Lack of phenotypic effect of triallelic variation in SPATA7 in a family with Leber congenital amaurosis resulting from CRB1 mutations

Abstract

Purpose: To identify the causative gene for autosomal recessive Leber congenital amaurosis (LCA) in a Chinese family.

Methods: One Chinese LCA family was identified and an ophthalmologic examination was performed. The genetic defects were analyzed simultaneously by a genome-wide linkage scan with 382 polymorphic microsatellite markers, as well as by comprehensive mutational screening of 15 genes known to associate with LCA on the genomic DNA of this family.

Results: Suggestive linkages were found in 13 chromosomal regions, of which only one harbored a known causative gene, crumbs homolog 1 (CRB1), on chromosome 1. Sanger sequencing of CRB1 identified two novel heterozygous mutations, c.3221T>C (p.L1074S) and c.2677-2A>C. In addition, a novel missense heterozygous mutation, c.938C>A (p.A313D), in spermatogenesis associated 7 (SPATA7), was detected in the proband after screening of the other 14 LCA causative genes. All three affected individuals of the family had compound heterozygous CRB1 mutations, and one of the three (the proband) had an additional mutation in SPATA7. The unaffected mother had the heterozygous c.3221T>C mutation in CRB1 and the heterozygous c.938C>A mutation in SPATA7. The unaffected father could not be tested, but presumably had the heterozygous c.2677-2A>C mutation in CRB1. The proband, with triallelic mutations in CRB1 and SPATA7, had a phenotype similar to other two affected brothers, suggesting the additional mutant allele in SPATA7 might not contribute to the disease. Similarly, the mother, with digenic mutations in CRB1 and SPATA7, had normal vision and fundi, suggesting the digenic mutations in these two genes might not cause disease.

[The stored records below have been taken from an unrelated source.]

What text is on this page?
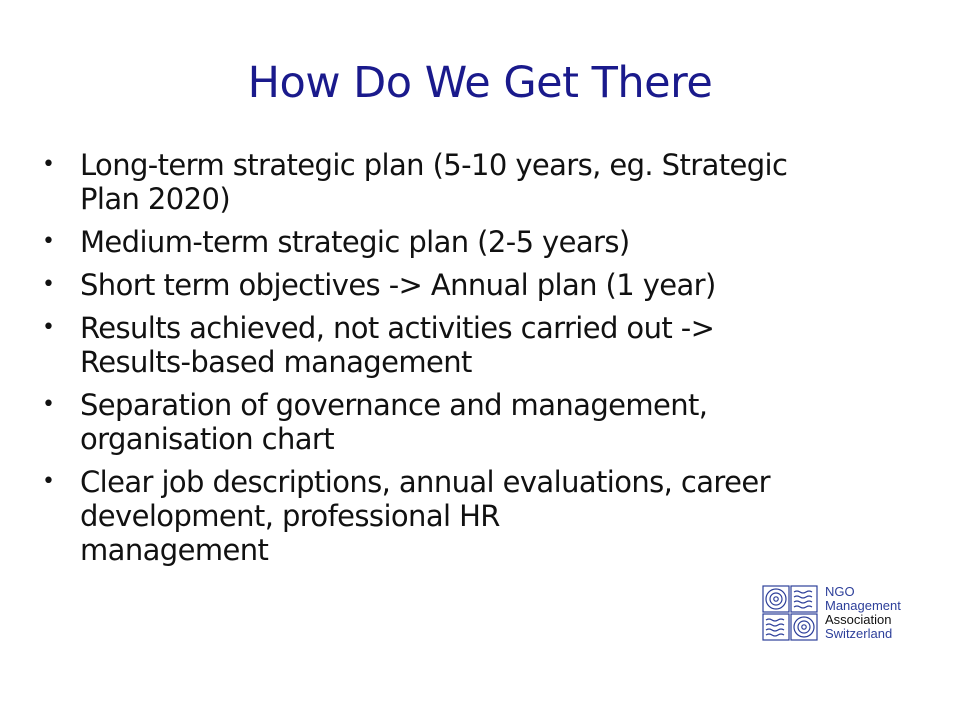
How Do We Get There
• Long-term strategic plan (5-10 years, eg. Strategic
Plan 2020)
• Medium-term strategic plan (2-5 years)
• Short term objectives -> Annual plan (1 year)
• Results achieved, not activities carried out ->
Results-based management
• Separation of governance and management,
organisation chart
• Clear job descriptions, annual evaluations, career
development, professional HR
management
NGO
Management
Association
Switzerland
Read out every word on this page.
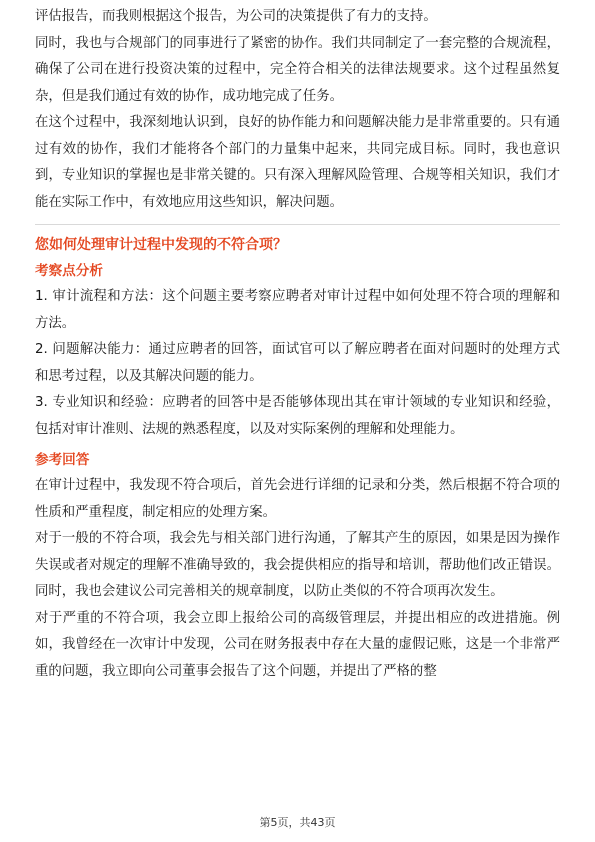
评估报告，而我则根据这个报告，为公司的决策提供了有力的支持。

同时，我也与合规部门的同事进行了紧密的协作。我们共同制定了一套完整的合规流程，确保了公司在进行投资决策的过程中，完全符合相关的法律法规要求。这个过程虽然复杂，但是我们通过有效的协作，成功地完成了任务。

在这个过程中，我深刻地认识到，良好的协作能力和问题解决能力是非常重要的。只有通过有效的协作，我们才能将各个部门的力量集中起来，共同完成目标。同时，我也意识到，专业知识的掌握也是非常关键的。只有深入理解风险管理、合规等相关知识，我们才能在实际工作中，有效地应用这些知识，解决问题。

您如何处理审计过程中发现的不符合项？

考察点分析

1. 审计流程和方法：这个问题主要考察应聘者对审计过程中如何处理不符合项的理解和方法。

2. 问题解决能力：通过应聘者的回答，面试官可以了解应聘者在面对问题时的处理方式和思考过程，以及其解决问题的能力。

3. 专业知识和经验：应聘者的回答中是否能够体现出其在审计领域的专业知识和经验，包括对审计准则、法规的熟悉程度，以及对实际案例的理解和处理能力。

参考回答

在审计过程中，我发现不符合项后，首先会进行详细的记录和分类，然后根据不符合项的性质和严重程度，制定相应的处理方案。

对于一般的不符合项，我会先与相关部门进行沟通，了解其产生的原因，如果是因为操作失误或者对规定的理解不准确导致的，我会提供相应的指导和培训，帮助他们改正错误。同时，我也会建议公司完善相关的规章制度，以防止类似的不符合项再次发生。

对于严重的不符合项，我会立即上报给公司的高级管理层，并提出相应的改进措施。例如，我曾经在一次审计中发现，公司在财务报表中存在大量的虚假记账，这是一个非常严重的问题，我立即向公司董事会报告了这个问题，并提出了严格的整

第5页，共43页
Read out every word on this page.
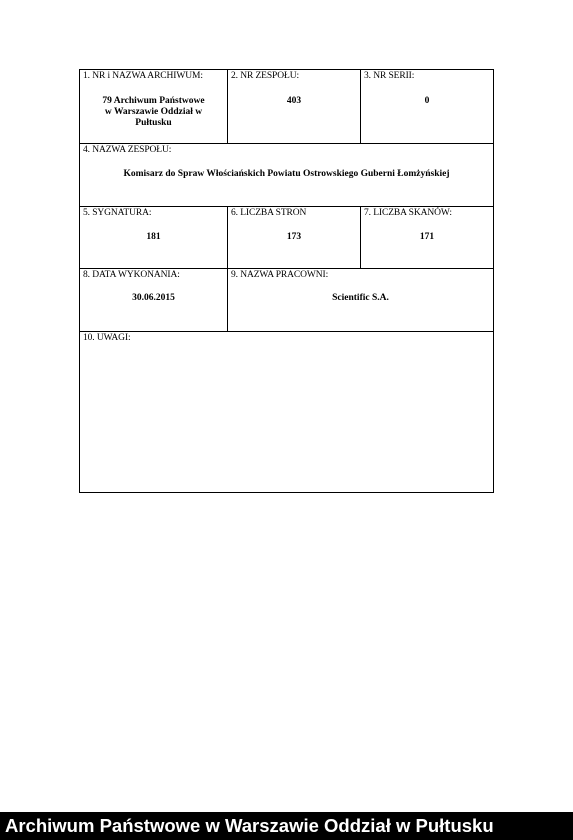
1. NR i NAZWA ARCHIWUM:
79 Archiwum Państwowe
w Warszawie Oddział w
Pułtusku
2. NR ZESPOŁU:
403
3. NR SERII:
0
4. NAZWA ZESPOŁU:
Komisarz do Spraw Włościańskich Powiatu Ostrowskiego Guberni Łomżyńskiej
5. SYGNATURA:
181
6. LICZBA STRON
173
7. LICZBA SKANÓW:
171
8. DATA WYKONANIA:
30.06.2015
9. NAZWA PRACOWNI:
Scientific S.A.
10. UWAGI:
Archiwum Państwowe w Warszawie Oddział w Pułtusku
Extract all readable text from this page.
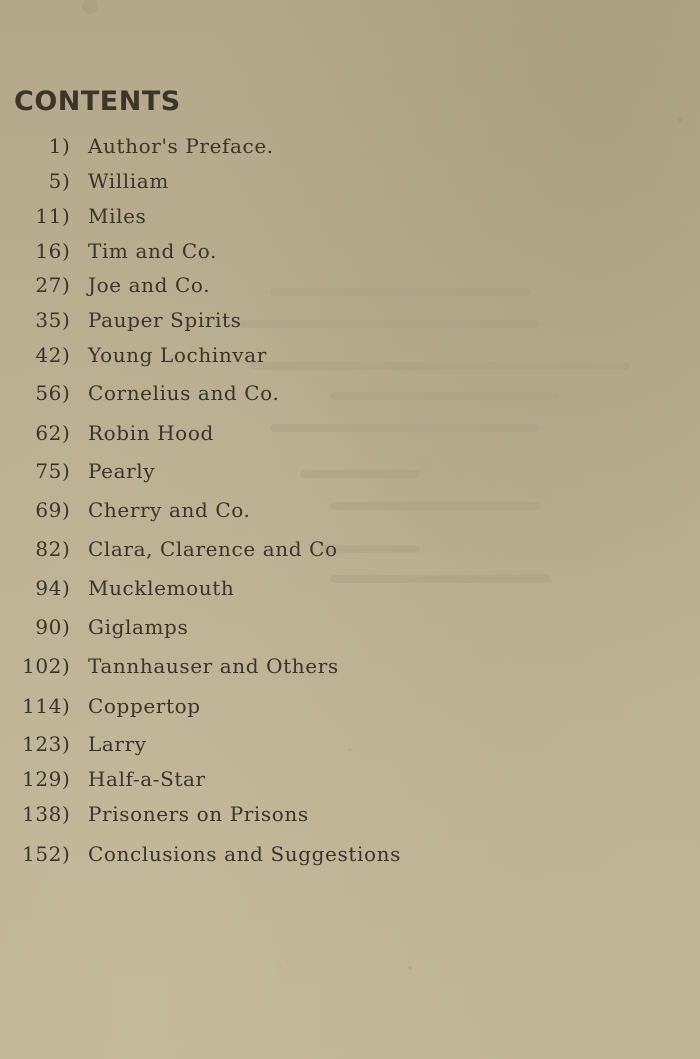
CONTENTS
1 ) Author's Preface.
5 ) William
11 ) Miles
16 ) Tim and Co.
27 ) Joe and Co.
35 ) Pauper Spirits
42 ) Young Lochinvar
56 ) Cornelius and Co.
62 ) Robin Hood
75 ) Pearly
69 ) Cherry and Co.
82 ) Clara, Clarence and Co
94 ) Mucklemouth
90 ) Giglamps
102 ) Tannhauser and Others
114 ) Coppertop
123 ) Larry
129 ) Half-a-Star
138 ) Prisoners on Prisons
152 ) Conclusions and Suggestions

Conclusions: Digenic and triallelic mutations of CRB1 and SPATA7 were detected in a family with LCA. Our results imply that CRB1 and SPATA7 may not interact with each other directly. This emphasizes that care should be taken in invoking a mutation-disease association for digenic and triallelic mutations.

Figure 1

Pedigree and haplotypes: sequence changes of family 83002. (The DNA sample for I:1 was not available.) A: Haplotypes of the CRB1 region of family 83002 showing the CRB1 c.3221T>C and c.2677–2A>C mutations and surrounding microsatellite markers included in Table 1. The risk haplotype is shown in black and green. B, C: Electropherograms demonstrate sequences in the regions with the CRB1 c.3221T>C and c.2677–2A>C mutations in individuals I:2, II:1, II:2, II:3, and a normal control. D: Electropherograms show the c.938C>A mutation in SPATA7 of individuals I:2 and II:1.

Figure 2

Protein sequence alignment. A: CRB1 L1047 amino acid(red) in ten species ranging from humans to zebrafish. L1047 is conserved in all species from Homo sapiens to Danio rerio as ascertained by a bioinformatic search of NCBI-Blast by means of human CRB1 DNA and protein and MegAlign (DNASTAR Lasergene, Madison, WI). And this may indicate functional or structural significance in L1047. B: SPATA7 A313 amino acid(red) in ten species ranging from humans to mice. A313 is relatively conserved among mammal.

Figure 3

Sagittal curvature of the cornea. Only the right eye of the four members of the family are shown, since the sagittal curvatures of both eyes in each individual were similar. The number of color scale presents the degree of the curvature of cornea. The corneal diameters and corneal curvatures of the three patients(II:1, II:2 and II:3) were similar with unaffected mother (I:2) and within normal range.

Figure 4

Fundus photos of the four members of the family. The mother (I:2), with digenic mutations, had a normal fundus appearance. All three patients (II:1, II:2, and II:3) from the family had similar fundus changes, including waxy, pale optic discs, artery attenuation, generalized carpetlike retinal degeneration, macular atrophy, nummular pigmentation at the posterior pole, and irregular pigmentation and white dots in the midperipheral region. The fundus changes in the proband (II:1) with triallelic mutations in CRB1 and SPATA7 were similar to the those of the other two patients (II:2 and II:3) with compound heterozygous CRB1 mutations.

Figure 5

Optical coherence tomography of three patients shows thinning of the retina and loss of photoreceptor layers compared with the mother (I:2) who has normal fundus. Patient II:1 had similar changes, compared to patients II:2 and II:3. It indicated the affected member II:1 who carried a third mutant allele in a second gene may not have more severe phenotypes than other affected members in the family.